Langston also said the track is worth no more than $3 million because it is run down.

Tasha Porter Kummer, the first woman to win a Late Model race — the prime event — at Greenville Pickens who has been trying to find a buyer, said Tuesday she hasn’t given up.

“At 28 acres at $200,000 an acre, I’m not sure because I’m not in real estate and I don’t know what the going value for property on 123 is,” she said. “However, there have been tracks bought and worse damage for more money.”

She said she’s getting more and more calls about the track.

“The county refuses to acknowledge that instead they want to bring in a development that is going to impact heavily on traffic and buyout and disrupt several local businesses and eventually putting a lot of local businesses out of business.”

Warehouses and manufacturing facilities have been built beside the track site by SC Speedway Hwy 124, but the actual track has been left alone.

The application under review Monday night was for three parcels, the track itself, which would be the site of a 376,380 square-foot industrial building, an undeveloped outparcel for other industrial buildings and a 13-acre retail, gas station restaurant complex south of the speedway.

More than a dozen people spoke against the plan, describing the history of the racetrack and what it has meant to them and generations of their families.

Greenville Pickens Speedway opened in 1940 as a half-mile-long dirt track. It went dark during World War II and when racing resumed on Independence Day, fans saw two horse races and a car race promoted by Bill France, who two years later founded NASCAR.

The track was paved in 1970 and hosted various Winston Cup races through the years.

Richard Petty, Junior Johnson, David Pearson, Dale Earnhardt and his son Dale Jr. raced there. Many of the legendary racers’ names remain painted on the walls surrounding the track.

“They (the developer) closed the entrance,” Josh Medlin told the commissioners. “That tells you right there they had no intention of keeping the track. They want it all so they can line their pockets.”

Buck Chapman said the development would make the highway around it another Woodruff Road, referring to the Greenville road that is so congested with businesses, planners are looking to build a bypass.

“With proper management this track could be a showplace for Pickens County,” he said.

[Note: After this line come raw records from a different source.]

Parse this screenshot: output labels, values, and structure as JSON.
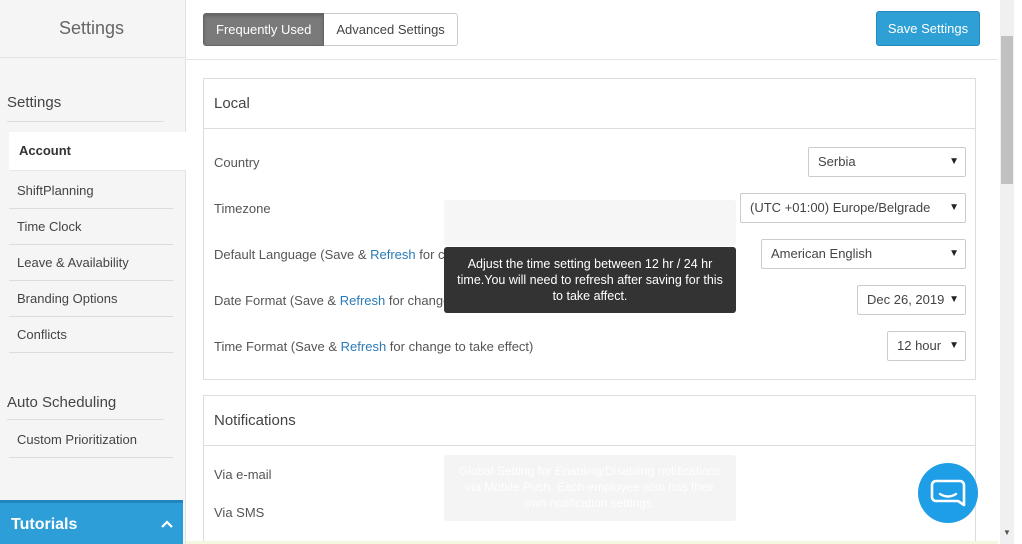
{
  "sidebar": {
    "title": "Settings",
    "section_settings": "Settings",
    "items": [
      {
        "label": "Account"
      },
      {
        "label": "ShiftPlanning"
      },
      {
        "label": "Time Clock"
      },
      {
        "label": "Leave & Availability"
      },
      {
        "label": "Branding Options"
      },
      {
        "label": "Conflicts"
      }
    ],
    "section_auto": "Auto Scheduling",
    "auto_items": [
      {
        "label": "Custom Prioritization"
      }
    ],
    "tutorials_label": "Tutorials",
    "tutorials_icon": "chevron-up-icon"
  },
  "tabs": {
    "frequently_used": "Frequently Used",
    "advanced_settings": "Advanced Settings"
  },
  "save_label": "Save Settings",
  "local": {
    "heading": "Local",
    "country_label": "Country",
    "country_value": "Serbia",
    "timezone_label": "Timezone",
    "timezone_value": "(UTC +01:00) Europe/Belgrade",
    "language_label_pre": "Default Language (Save & ",
    "language_label_link": "Refresh",
    "language_label_post": " for ch",
    "language_value": "American English",
    "date_label_pre": "Date Format (Save & ",
    "date_label_link": "Refresh",
    "date_label_post": " for change",
    "date_value": "Dec 26, 2019",
    "time_label_pre": "Time Format (Save & ",
    "time_label_link": "Refresh",
    "time_label_post": " for change to take effect)",
    "time_value": "12 hour"
  },
  "tooltip": "Adjust the time setting between 12 hr / 24 hr time.You will need to refresh after saving for this to take affect.",
  "ghost_tooltip_1": "Global Setting for Enabling/Disabling notifications via Mobile Push. Each employee also has their own notification settings.",
  "notifications": {
    "heading": "Notifications",
    "email_label": "Via e-mail",
    "sms_label": "Via SMS"
  },
  "colors": {
    "accent": "#2ea0d6",
    "chat": "#1f9ee8"
  }
}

Several people suggested the speedway could be profitable, but Wilson said it wasn’t at the end and couldn’t be again. He also said the businesses in the park work unusual hours and would not contribute to traffic problems.

Commissioners asked for traffic studies, which Wilson said they will provide.

He estimated it would take $20 million to refurbish the track.

“Everybody would like to see the track,” he said. “Nobody wants to pay for it.”